A luz do sol já iluminava todo o campo, espalhando uma claridade intensa sobre o terreno seco. As sombras das árvores esparsas eram curtas, quase inexistentes, e o calor começava a se anunciar, mesmo nas primeiras horas da manhã. João seguia ao lado do pai, carregando uma enxada nas costas. O chão sob seus pés era quente e áspero, marcado pelas rachaduras que contavam histórias de meses sem chuva.
“Hoje vamos começar na parte mais dura da terra”, disse o pai, com a voz firme, mas carregada de uma espécie de sabedoria tranquila. Ele carregava uma expressão séria, mas seus olhos tinham um brilho que denunciava o orgulho em ensinar ao filho o trabalho da roça. “É ali que as raízes têm mais dificuldade, João. Se a gente fizer o trabalho direito, a chuva vai entrar e a planta vai ter força pra crescer.”
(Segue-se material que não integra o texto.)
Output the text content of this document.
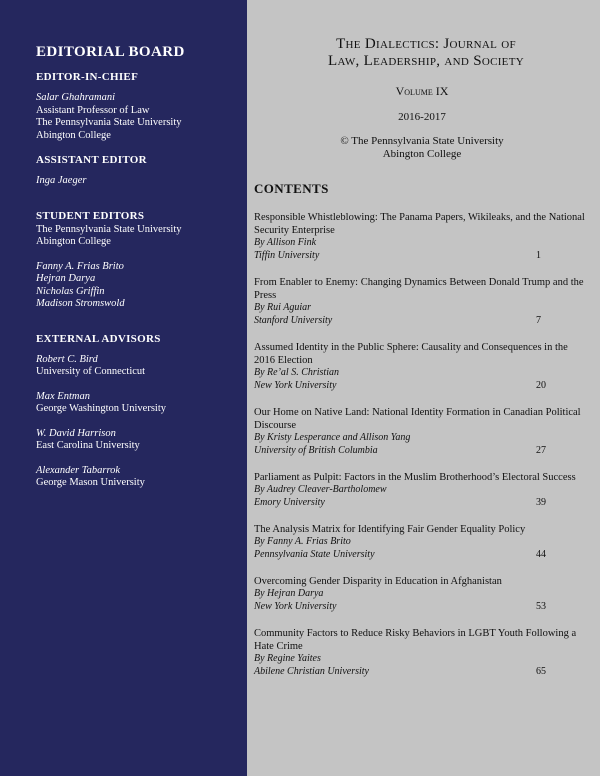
EDITORIAL BOARD
EDITOR-IN-CHIEF
Salar Ghahramani
Assistant Professor of Law
The Pennsylvania State University
Abington College
ASSISTANT EDITOR
Inga Jaeger
STUDENT EDITORS
The Pennsylvania State University
Abington College
Fanny A. Frias Brito
Hejran Darya
Nicholas Griffin
Madison Stromswold
EXTERNAL ADVISORS
Robert C. Bird
University of Connecticut
Max Entman
George Washington University
W. David Harrison
East Carolina University
Alexander Tabarrok
George Mason University
The Dialectics: Journal of
Law, Leadership, and Society
Volume IX
2016-2017
© The Pennsylvania State University
Abington College
CONTENTS
Responsible Whistleblowing: The Panama Papers, Wikileaks, and the National Security Enterprise
By Allison Fink
Tiffin University	1
From Enabler to Enemy: Changing Dynamics Between Donald Trump and the Press
By Rui Aguiar
Stanford University	7
Assumed Identity in the Public Sphere: Causality and Consequences in the 2016 Election
By Re’al S. Christian
New York University	20
Our Home on Native Land: National Identity Formation in Canadian Political Discourse
By Kristy Lesperance and Allison Yang
University of British Columbia	27
Parliament as Pulpit: Factors in the Muslim Brotherhood’s Electoral Success
By Audrey Cleaver-Bartholomew
Emory University	39
The Analysis Matrix for Identifying Fair Gender Equality Policy
By Fanny A. Frias Brito
Pennsylvania State University	44
Overcoming Gender Disparity in Education in Afghanistan
By Hejran Darya
New York University	53
Community Factors to Reduce Risky Behaviors in LGBT Youth Following a Hate Crime
By Regine Yaites
Abilene Christian University	65
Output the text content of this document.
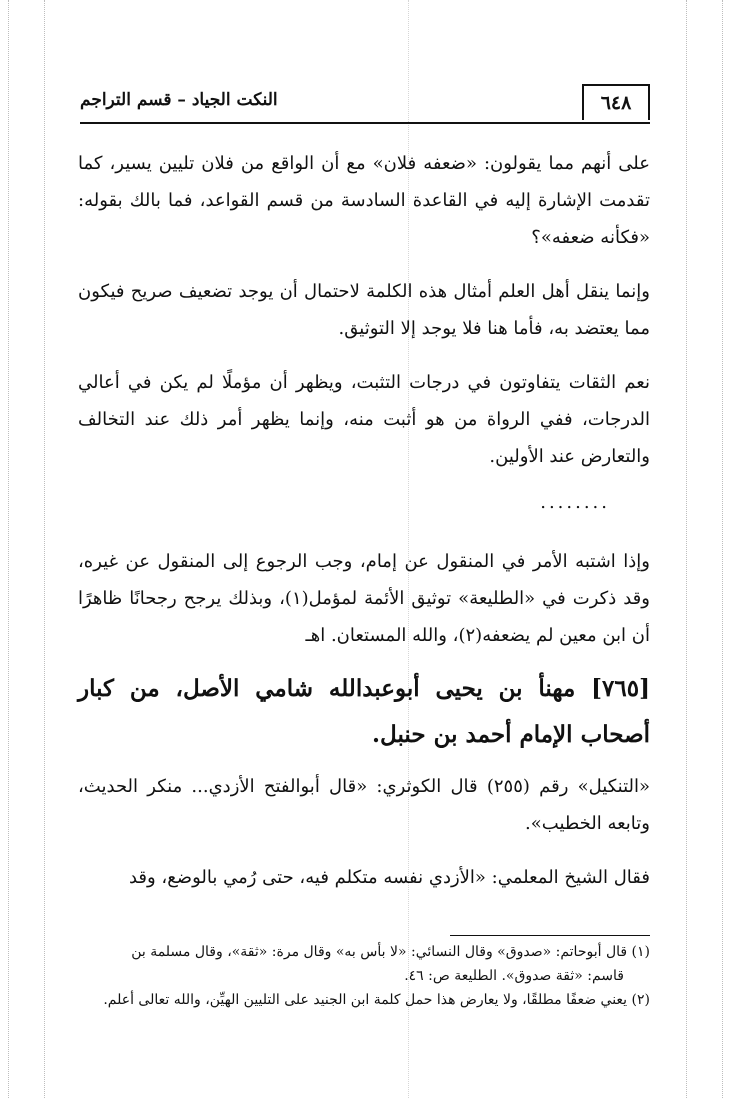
٦٤٨
النكت الجياد – قسم التراجم

على أنهم مما يقولون: «ضعفه فلان» مع أن الواقع من فلان تليين يسير، كما تقدمت الإشارة إليه في القاعدة السادسة من قسم القواعد، فما بالك بقوله: «فكأنه ضعفه»؟

وإنما ينقل أهل العلم أمثال هذه الكلمة لاحتمال أن يوجد تضعيف صريح فيكون مما يعتضد به، فأما هنا فلا يوجد إلا التوثيق.

نعم الثقات يتفاوتون في درجات التثبت، ويظهر أن مؤملًا لم يكن في أعالي الدرجات، ففي الرواة من هو أثبت منه، وإنما يظهر أمر ذلك عند التخالف والتعارض عند الأولين.

........

وإذا اشتبه الأمر في المنقول عن إمام، وجب الرجوع إلى المنقول عن غيره، وقد ذكرت في «الطليعة» توثيق الأئمة لمؤمل(١)، وبذلك يرجح رجحانًا ظاهرًا أن ابن معين لم يضعفه(٢)، والله المستعان. اهـ

[٧٦٥] مهنأ بن يحيى أبوعبدالله شامي الأصل، من كبار أصحاب الإمام أحمد بن حنبل.

«التنكيل» رقم (٢٥٥) قال الكوثري: «قال أبوالفتح الأزدي... منكر الحديث، وتابعه الخطيب».

فقال الشيخ المعلمي: «الأزدي نفسه متكلم فيه، حتى رُمي بالوضع، وقد

(١) قال أبوحاتم: «صدوق» وقال النسائي: «لا بأس به» وقال مرة: «ثقة»، وقال مسلمة بن

قاسم: «ثقة صدوق». الطليعة ص: ٤٦.

(٢) يعني ضعفًا مطلقًا، ولا يعارض هذا حمل كلمة ابن الجنيد على التليين الهيِّن، والله تعالى أعلم.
João assentiu em silêncio, mas observava tudo com atenção. O pai tinha um jeito único de falar da terra, como se ela fosse viva, como se fosse parte da família. Cada palavra parecia carregar o peso de gerações que haviam aprendido a conviver com as durezas do sertão.
Chegando ao terreno escolhido, o pai fincou a enxada no chão e fez uma demonstração. “Olha aqui, filho. Não é só cavar. Você tem que sentir a terra. Se for muito fundo, desperdiça esforço. Se for muito raso, a planta não pega raiz.” Ele entregou a enxada a João e fez um gesto para que ele tentasse.
João segurou a enxada com as duas mãos, sentindo o peso do cabo de madeira desgastado e as marcas de anos de uso. Ele imitou os movimentos do pai, mas a primeira tentativa resultou em um corte desajeitado no chão seco. A terra levantou em torrões desiguais, e João franziu o cenho.
“Não tem problema errar, rapaz. O importante é aprender”, disse o pai, com um sorriso discreto. Ele se abaixou, pegou um punhado de terra solta e mostrou ao filho. “Tá vendo isso aqui? Parece morta, mas com uma boa chuva e o trabalho certo, ela vira vida. E é isso que a gente faz: dá à terra o que ela precisa.”
Enquanto trabalhavam lado a lado, o som das enxadas marcava o ritmo da manhã. Era quase como uma melodia, interrompida apenas pelo canto distante dos pássaros e pelo mugido ocasional dos bois que pastavam mais adiante. João sentia o suor escorrer pela testa e pelas costas, misturando-se com a poeira que parecia grudar em cada parte de seu corpo.
Depois de um tempo, João parou e olhou para o horizonte. “Pai, você acha que a chuva vem logo?” A dúvida em sua voz era quase palpável, refletindo a preocupação que começava a tomar forma em sua mente.
O pai também parou, apoiando-se na enxada, e olhou para o céu. O azul imenso era limpo, sem nenhuma nuvem à vista. Ele suspirou antes de responder. “Eu aprendi uma coisa nessa vida, João: a gente não manda na chuva. Mas a gente pode se preparar pra ela. E quando ela vem, se a gente tiver feito a nossa parte, a terra responde.”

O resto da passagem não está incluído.